No parent knew better than she did, not with the danger her kids routinely faced.
“Nick and my other boys,” she said, claiming her husband’s illegitimate son in the way he had claimed Megan—wholeheartedly, “they’re working on finding Richard.”
“Richard?”
“Yes, he worked with Derek and double-crossed him. That was how D wound up behind bars and Richard wound up with the fortune in diamonds Derek had stolen.”
He sucked in a breath.
And she touched his chest.
He couldn’t feel her fingers though through the heavy bandages wrapped around his torso. Now he knew where he’d been shot. He expelled that breath in a shaky sigh of relief that he’d survived.

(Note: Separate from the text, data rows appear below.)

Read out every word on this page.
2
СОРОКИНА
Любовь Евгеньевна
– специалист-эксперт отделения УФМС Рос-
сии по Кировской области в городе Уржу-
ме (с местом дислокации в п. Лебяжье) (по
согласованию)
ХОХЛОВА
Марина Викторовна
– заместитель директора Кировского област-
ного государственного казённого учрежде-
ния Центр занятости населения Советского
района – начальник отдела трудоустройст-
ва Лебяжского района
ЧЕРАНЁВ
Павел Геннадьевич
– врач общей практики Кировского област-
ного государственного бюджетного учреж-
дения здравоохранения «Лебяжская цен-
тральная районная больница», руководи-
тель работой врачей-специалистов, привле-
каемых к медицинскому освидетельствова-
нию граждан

“Are you sure you’re all right?” she asked.
He nodded. “I’m just shocked. I checked Richard out. And he has no record.”
“He’d never been caught,” she said.
Woodrow shook his head. “I don’t understand...”
“What?” she asked. “You couldn’t have known. No one suspected what he was capable of.”
“But
why wouldn’t Derek have turned him in?” he wondered. “If he’d given up his partner, he might have gotten a reduced sentence.”
“From what Nikki overheard, Derek thought he was dead. Apparently, he tortured Richard to find out where he’d stashed the diamonds. He’d thought he’d gone too far and Richard had died.”
“But he survived.” Woodrow regretted that after all the fear the man had caused Megan and might still cause her. Realization dawned as he remembered what he had discovered about the man who could have been his son-in-law, probably would have been had Derek not broken out of prison and hijacked the wedding.
“I know he had a lot of plastic surgery five or so years ago,” Woodrow said. His hacker had hacked the hacker’s medical records. “It was due to burns, though. I figured they were just from the fire Megan had mentioned Richard had been in.”
Instead he had been tortured. Derek Nielsen must have been determined to get those diamonds. But Richard had been even more determined to keep them. He’d been willing to give up his life over them.
“Nikki figures Andrea helped him,” Penny said, “that she was playing both of them.”
But she was dead and so was Derek Nielsen. And hopefully Richard was long gone.
“I’m sure he left the church and headed straight to the airport,” Woodrow said.
Penny shook her head. “I doubt it. He won’t leave without the diamonds.”
“So he’ll retrieve those from wherever he stashed them, and he’ll leave.”
Her face, which had been flushed with color when he had awakened, grew pale now.
“What?” he asked. The numbness was beginning to wear off because he felt a pang of fear now—in his heart.
“The diamonds were on Megan’s wedding gown.”
He knew what that meant. Richard wouldn’t leave without the diamonds and probably not without Megan, either.
“Gage will protect her,” Penny assured him.
Woodrow trusted Gage. But Richard Boersman was more dangerous than any of them had realized. And even more desperate.
He had been willing to give up his life once for those diamonds. He would definitely be willing to do it again. And Woodrow suspected that for those damn diamonds, Richard would have no qualms about taking a life or two.